Rule of thumb: Reserve 20% for generation. If tool results are large, summarize them before inserting into context.

Compaction Strategies¶

Summarize-and-Replace¶

Replace old conversation history with a compressed summary:

def compact(messages: list, keep_recent: int = 6) -> list:
    system = messages[0]
    recent = messages[-keep_recent:]
    old = messages[1:-keep_recent]

    if not old:
        return messages

    summary = llm.complete(f"""Summarize preserving:
    1. Key decisions made
    2. Important findings
    3. Failed approaches (DO NOT retry these)
    4. Current state of task
    History: {format_messages(old)}""")

    return [system,
            {"role": "system", "content": f"[Summary of earlier conversation]\n{summary}"},
            *recent]

State File + Context Reset¶

For long tasks, prefer full context reset over compaction. Write state to files, start fresh:

# Before reset
state = {
    "goal": "Migrate API from REST to GraphQL",
    "completed": ["schema design", "resolver stubs", "auth middleware"],
    "current": "pagination implementation",
    "findings": ["cursor pagination is 3x faster than offset for our dataset"],
    "failed": ["relay-style connections - too complex for our use case"],
    "blockers": []
}
save_json(".agent/state.json", state)

# After reset - agent reads state file, continues from where it left off
# No information loss from summarization

Context reset > compaction for tasks longer than ~30 minutes. Compaction preserves continuity but accumulates information loss. A fresh context with explicit state is cleaner.

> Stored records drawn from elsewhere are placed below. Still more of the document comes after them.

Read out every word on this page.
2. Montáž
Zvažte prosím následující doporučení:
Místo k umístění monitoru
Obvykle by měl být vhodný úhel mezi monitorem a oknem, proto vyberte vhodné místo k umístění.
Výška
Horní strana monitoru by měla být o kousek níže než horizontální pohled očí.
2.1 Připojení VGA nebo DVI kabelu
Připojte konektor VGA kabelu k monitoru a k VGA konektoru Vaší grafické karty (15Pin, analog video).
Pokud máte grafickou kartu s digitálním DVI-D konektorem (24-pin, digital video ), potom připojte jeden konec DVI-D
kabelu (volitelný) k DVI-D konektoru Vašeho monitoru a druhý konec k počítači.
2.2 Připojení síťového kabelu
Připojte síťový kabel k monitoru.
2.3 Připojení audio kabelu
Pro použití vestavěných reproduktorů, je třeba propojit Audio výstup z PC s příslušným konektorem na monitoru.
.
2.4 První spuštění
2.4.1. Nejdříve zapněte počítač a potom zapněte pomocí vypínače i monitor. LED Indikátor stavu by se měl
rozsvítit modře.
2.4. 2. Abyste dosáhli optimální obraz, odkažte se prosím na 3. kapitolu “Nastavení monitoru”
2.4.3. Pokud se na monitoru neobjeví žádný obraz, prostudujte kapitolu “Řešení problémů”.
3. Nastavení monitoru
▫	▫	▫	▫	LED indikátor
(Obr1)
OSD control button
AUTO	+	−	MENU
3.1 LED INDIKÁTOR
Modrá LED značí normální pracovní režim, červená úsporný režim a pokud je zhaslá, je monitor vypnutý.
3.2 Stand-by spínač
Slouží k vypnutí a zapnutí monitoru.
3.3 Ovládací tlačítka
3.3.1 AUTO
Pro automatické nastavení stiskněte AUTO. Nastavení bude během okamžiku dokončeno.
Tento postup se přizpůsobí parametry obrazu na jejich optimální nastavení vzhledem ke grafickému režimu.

Re-injection After Compaction¶

If compaction is unavoidable, immediately re-inject critical state:

def post_compaction_message(state_file: str) -> str:
    state = load_json(state_file)
    return f"""[Context was compacted. Current state:]

## Goal
{state['goal']}

## Completed Steps
{chr(10).join(f'- {s}' for s in state['completed'])}

## Current Step
{state['current']}

## Failed Approaches (DO NOT retry)
{chr(10).join(f'- {f}' for f in state['failed'])}

[Continue from current step. State above is authoritative.]"""

Auto-Save Triggers¶

Save memory state automatically at key points:

Every N messages (e.g., every 15 messages) - periodic checkpoint
Before compaction - capture full state before lossy operation
Before context reset - handoff artifact for next session
On topic change - close out current topic's findings
On error/failure - record what went wrong and why

Anti-Patterns¶

Anti-Pattern	Problem	Fix
Stuffing everything in context	"Lost in the middle" - model ignores middle	Layered loading, JIT retrieval
No external state	Compaction kills critical details	File-based state management
Reactive retrieval every call	Latency compounds	Pre-fetch at plan phase start
Ignoring token costs	$3.80 per 10 calls at 128K	Shorter context when possible
Trusting compaction output	Summaries miss nuance	Always verify critical facts post-compaction

Gotchas¶

"Lost in the middle" is measurable and consistent. LLMs attend strongly to the beginning and end of context but poorly to the middle. Place critical information (current task, plan, constraints) at the start, recent observations at the end. Never bury important state in the middle of a long history
Compaction loses information irreversibly. Before compacting, save full state to files. After compaction, re-inject the structured state so the agent knows where it stands. Test by asking the agent questions about pre-compaction work - if it can't answer, your re-injection is incomplete
Auto-compact can loop. If context refills quickly after compaction (e.g., large tool outputs), the agent can enter a compact-refill-compact cycle. Set a circuit breaker: after 3 compactions without progress, stop and report

KV Cache Compression (2026)¶

Hardware-level techniques to reduce memory footprint of context windows during inference. Orthogonal to prompt-level compression - these work at the attention mechanism level.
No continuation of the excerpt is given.